Were there literary inspirations for the book? What were they?

While I was writing The North Water my most direct influences were Herman Melville and Cormac McCarthy. Anyone writing a novel about whaling is working in the shadow of Moby Dick, and I had to find way of using Melville but not being dominated by him. There are certain sections on The North Water which are very strongly and directly influenced by Melville’s novel, but in other ways the novel resists his influence and tries to do something different. The North Water offers a much cruder, less philosophical, perhaps more realistic, version of whaling that you find in Moby Dick. What I took from Cormac McCarthy had more to do with style. I knew the Arctic landscape would be an important element of The North Water and I love the way McCarthy writes about landscape, so I wanted to try to emulate that. I also like the way McCarthy can move in the same chapter or even on the same page from a very pared down, simple style of writing (reminiscent of Hemingway) to a style that is verbally rich and complex (reminiscent of Faulkner) and I tried to learn from that.  In general, I’m more influenced by American fiction than British fiction. I’m not sure why that is – possibly because American fiction is more audacious and large-scale (although that’s a big generalization of course).

There’s a kind of modernism to the book – i.e. your descriptions and dialogue are straightforward, as is the violence – and it doesn’t feel like you’re reading a historical novel, despite the obviously historical setting. Is that an intended effect, and what opportunities did you see in choosing that medium?

One of the things I like about writing historical fiction is that (paradoxically perhaps) it feels quite free compared to writing about the present. Because no one knows what it was actually like to work on an Arctic whaling ship in the 1850s, once you’ve done the research, you know as much about the facts as anyone can, and then you are able to use your imagination to fill in the gaps and create a plausible and interesting world. Because it’s impossible to get certain things (like dialogue, for example) ‘right’—I worry less about verisimilitude than about creating a convincing and compelling style. Maybe that’s part of the reason The North Water feels different from some historical novels.

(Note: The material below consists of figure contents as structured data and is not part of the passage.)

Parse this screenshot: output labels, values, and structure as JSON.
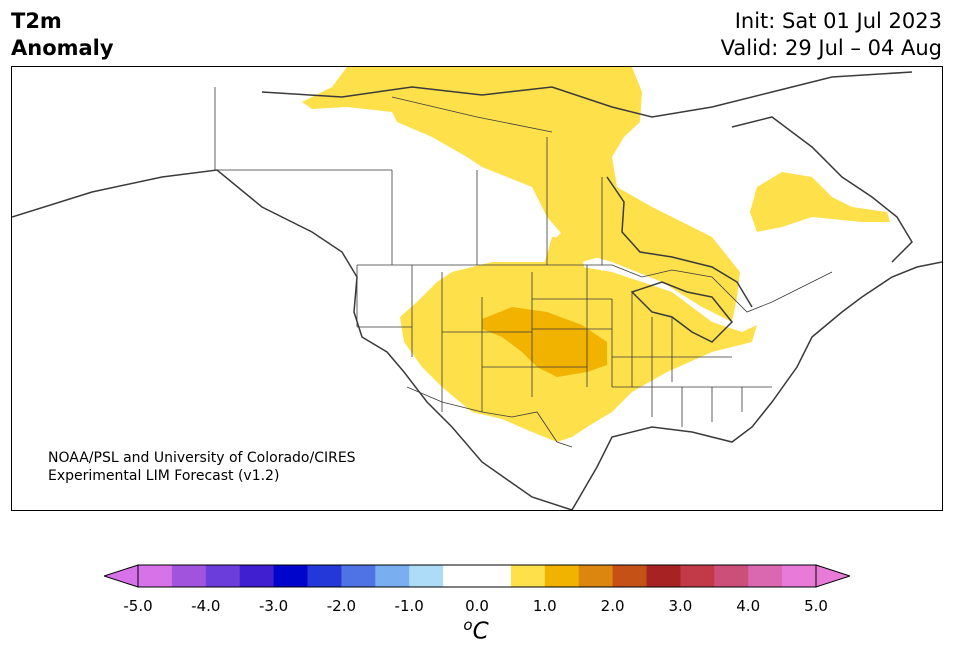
{
  "title": {
    "line1": "T2m",
    "line2": "Anomaly"
  },
  "header": {
    "init": "Init: Sat 01 Jul 2023",
    "valid": "Valid: 29 Jul – 04 Aug"
  },
  "credit": {
    "line1": "NOAA/PSL and University of Colorado/CIRES",
    "line2": "Experimental LIM Forecast (v1.2)"
  },
  "colorbar": {
    "unit": "C",
    "tick_labels": [
      "-5.0",
      "-4.0",
      "-3.0",
      "-2.0",
      "-1.0",
      "0.0",
      "1.0",
      "2.0",
      "3.0",
      "4.0",
      "5.0"
    ],
    "colors": [
      "#d673e8",
      "#a153dd",
      "#6b3ddb",
      "#3f1fd0",
      "#0005cc",
      "#2437d8",
      "#4f73e4",
      "#79aef0",
      "#acdcf8",
      "#ffffff",
      "#ffffff",
      "#fde04a",
      "#f1b300",
      "#dc8610",
      "#c55116",
      "#a72222",
      "#c23a48",
      "#cc4f7a",
      "#d968b0",
      "#e87ad8"
    ],
    "extend_low_color": "#d673e8",
    "extend_high_color": "#e87ad8"
  },
  "map": {
    "region": "North America",
    "anomaly_fill": {
      "weak_warm": "#fde04a",
      "moderate_warm": "#f1b300"
    }
  }
}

Some might say that the book presents a grim world view – religion certainly doesn’t provide your characters much practical relief – but there’s humor there, albeit black, if you’re receptive to it. Was that intentional, or should I seek professional help?

My first novel was a comic novel, so I certainly feel comfortable with writing comedy. I think you’re right, there are definitely comic moments in The North Water. It’s quite dark, gruesome comedy, but it’s in there. Also, to risk another large generalisation, I’d say all good novels, however serious, have some element of comedy in them (even if it’s small) – a novel that entirely lacks a sense of humor is probably going to feel quite limited and narrow by the end.

As far as villains go, not many are viler than Henry Drax, or as well named. Did you have any specific inspiration(s) for the character?

I think of Drax as being a monster as much as a villain, in that he’s motivated by primitive instincts more than by personal ambition or hatred or desire. He’s essentially an animal – he lives in the present moment, and he has no shame or guilt and no thought about the consequences of his actions. There is a crude and nihilistic, but also scarily plausible—even convincing—logic to the way he sees the world. He believes people act always and only out of self-interest, and if they claim to have any higher motivations they are lying. I hope and believe he’s wrong, but that worldview, although disturbing, isn’t entirely without merit, which I think is maybe one of the reasons he works as a character.